When I die, have no pity
Bury me in Simon City
Place two shotguns cross my chest
And tell the Royals I did my best

To be honest, I mostly stuck around West Rogers Park, with the occasional forays down to Lincoln Square, Uptown, and of course the Loop, so maybe there were some corners where Brylcreemed guys in leather jackets doo-wopped on the street corners. But I doubt it.
posted by Halloween Jack at 9:11 AM on August 11, 2008


I always wanted to join The Pharoahs.
posted by BozoBurgerBonanza at 9:19 AM on August 11, 2008


Halloween Jack: Did you follow any of the links? Several of them (including the first one) mention The Outsiders, with a few explicitly refer to it as an example of these sorts of gangs in popular culture. One of them says the book was based on greaser culture in Tulsa, with the follow-up novel, Rumble Fish, chronicling the transition from greaser culture to the freaks/hippies/drug culture that occurred sometime in the early 70's. I'm sure there's poetic license involved, but after looking over the photos and content in the links, these gangs seems pretty much exactly the sort that were depicted in the book and movie.

Anyway, my impression is that the sub-culture in general and gangs in particular would've been on their last legs in the late 70's and early 80's.

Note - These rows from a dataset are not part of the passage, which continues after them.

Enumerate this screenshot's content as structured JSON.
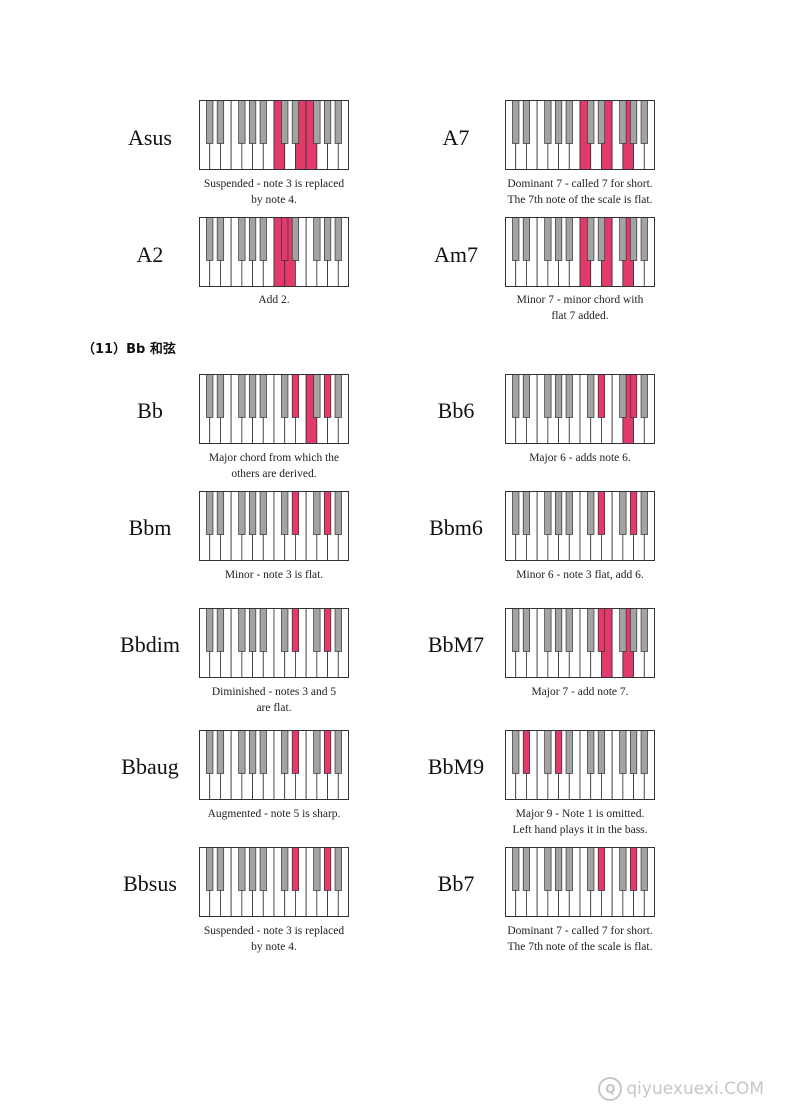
{
  "section_heading": "（11）Bb 和弦",
  "colors": {
    "highlight": "#e23a6a",
    "black_key": "#a3a3a3",
    "white_key": "#ffffff",
    "outline": "#333333"
  },
  "chords": [
    {
      "name": "Asus",
      "white": [
        7,
        9,
        10
      ],
      "black": [],
      "caption": "Suspended - note 3 is replaced\nby note 4."
    },
    {
      "name": "A7",
      "white": [
        7,
        9,
        11
      ],
      "black": [],
      "caption": "Dominant 7 - called 7 for short.\nThe 7th note of the scale is flat."
    },
    {
      "name": "A2",
      "white": [
        7,
        8
      ],
      "black": [
        5
      ],
      "caption": "Add 2."
    },
    {
      "name": "Am7",
      "white": [
        7,
        9,
        11
      ],
      "black": [],
      "caption": "Minor 7 - minor chord with\nflat 7 added."
    },
    {
      "name": "Bb",
      "white": [
        10
      ],
      "black": [
        6,
        8
      ],
      "caption": "Major chord from which the\nothers are derived."
    },
    {
      "name": "Bb6",
      "white": [
        11
      ],
      "black": [
        6,
        8
      ],
      "caption": "Major 6 - adds note 6."
    },
    {
      "name": "Bbm",
      "white": [],
      "black": [
        6,
        8
      ],
      "caption": "Minor - note 3 is flat."
    },
    {
      "name": "Bbm6",
      "white": [],
      "black": [
        6,
        8
      ],
      "caption": "Minor 6 - note 3 flat, add 6."
    },
    {
      "name": "Bbdim",
      "white": [],
      "black": [
        6,
        8
      ],
      "caption": "Diminished - notes 3 and 5\nare flat."
    },
    {
      "name": "BbM7",
      "white": [
        9,
        11
      ],
      "black": [
        6
      ],
      "caption": "Major 7 - add note 7."
    },
    {
      "name": "Bbaug",
      "white": [],
      "black": [
        6,
        8
      ],
      "caption": "Augmented - note 5 is sharp."
    },
    {
      "name": "BbM9",
      "white": [],
      "black": [
        1,
        3
      ],
      "caption": "Major 9 - Note 1 is omitted.\nLeft hand plays it in the bass."
    },
    {
      "name": "Bbsus",
      "white": [],
      "black": [
        6,
        8
      ],
      "caption": "Suspended - note 3 is replaced\nby note 4."
    },
    {
      "name": "Bb7",
      "white": [],
      "black": [
        6,
        8
      ],
      "caption": "Dominant 7 - called 7 for short.\nThe 7th note of the scale is flat."
    }
  ],
  "watermark": {
    "icon_glyph": "Q",
    "text": "qiyuexuexi.COM"
  }
}
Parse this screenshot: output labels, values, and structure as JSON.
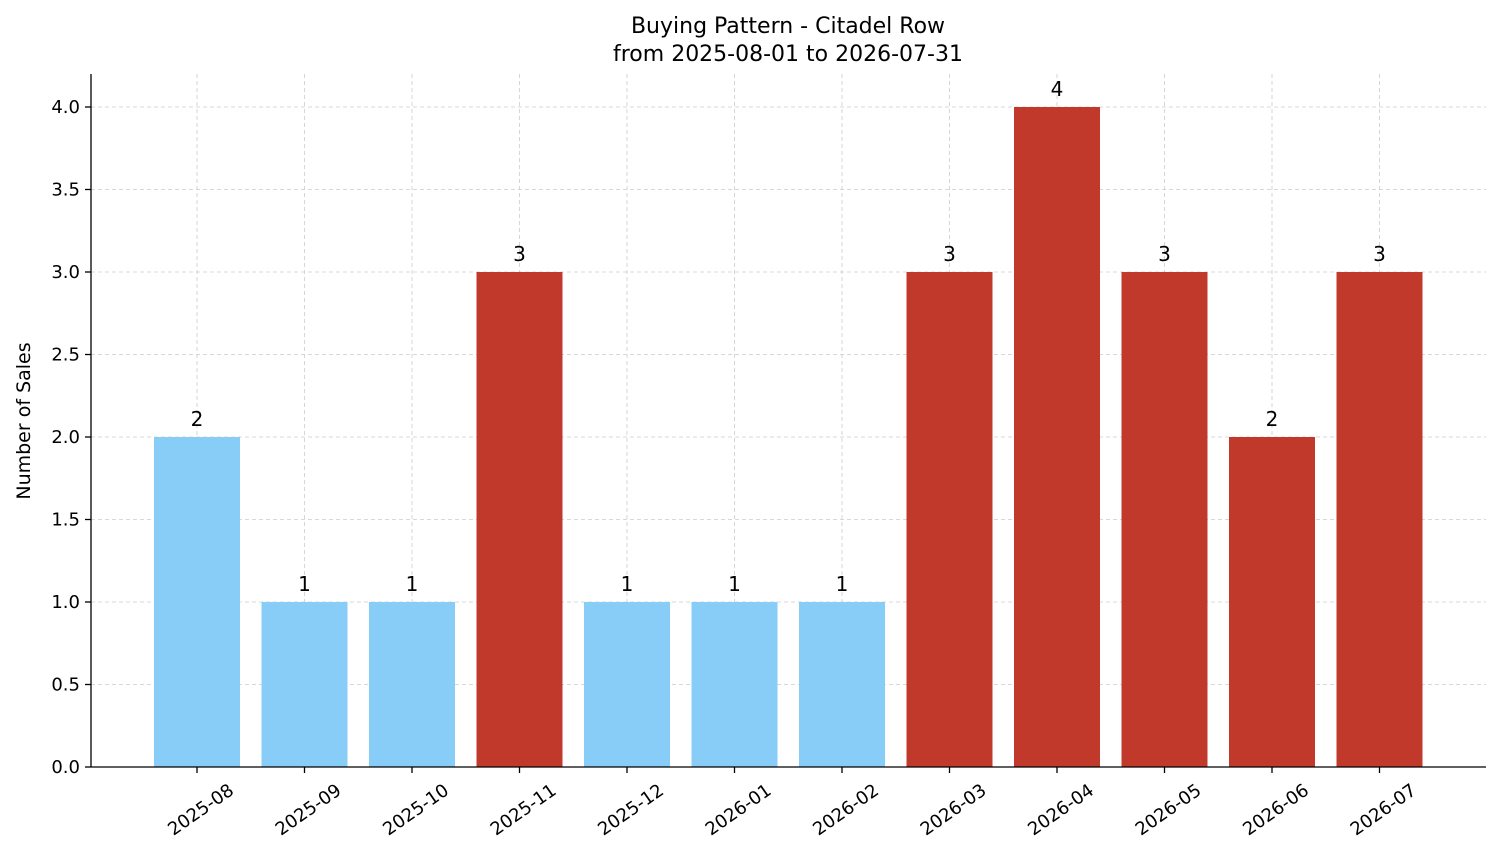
{
  "chart_data": {
    "type": "bar",
    "title": "Buying Pattern - Citadel Row",
    "subtitle": "from 2025-08-01 to 2026-07-31",
    "xlabel": "",
    "ylabel": "Number of Sales",
    "ylim": [
      0,
      4.2
    ],
    "yticks": [
      "0.0",
      "0.5",
      "1.0",
      "1.5",
      "2.0",
      "2.5",
      "3.0",
      "3.5",
      "4.0"
    ],
    "grid": true,
    "categories": [
      "2025-08",
      "2025-09",
      "2025-10",
      "2025-11",
      "2025-12",
      "2026-01",
      "2026-02",
      "2026-03",
      "2026-04",
      "2026-05",
      "2026-06",
      "2026-07"
    ],
    "values": [
      2,
      1,
      1,
      3,
      1,
      1,
      1,
      3,
      4,
      3,
      2,
      3
    ],
    "bar_colors": [
      "#87cdf8",
      "#87cdf8",
      "#87cdf8",
      "#c0392b",
      "#87cdf8",
      "#87cdf8",
      "#87cdf8",
      "#c0392b",
      "#c0392b",
      "#c0392b",
      "#c0392b",
      "#c0392b"
    ]
  }
}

It's not surprising that there wouldn't be Brylcreemed doo-woppers on streetcorners during those years, but 10-15 years earlier, they seem to have had a presence.
posted by decoherence at 10:07 AM on August 11, 2008


What, no mention of a gang from Coney Island?

Warriors...come out to play-ay

posted by djgh at 10:26 AM on August 11, 2008


decoherence: I think that we're cross-talking here. I was just pointing out that, in my experience, the kids who were still being called greasers in the late 70s bore no resemblance to the popular image that most people think of when they hear the term. That's all.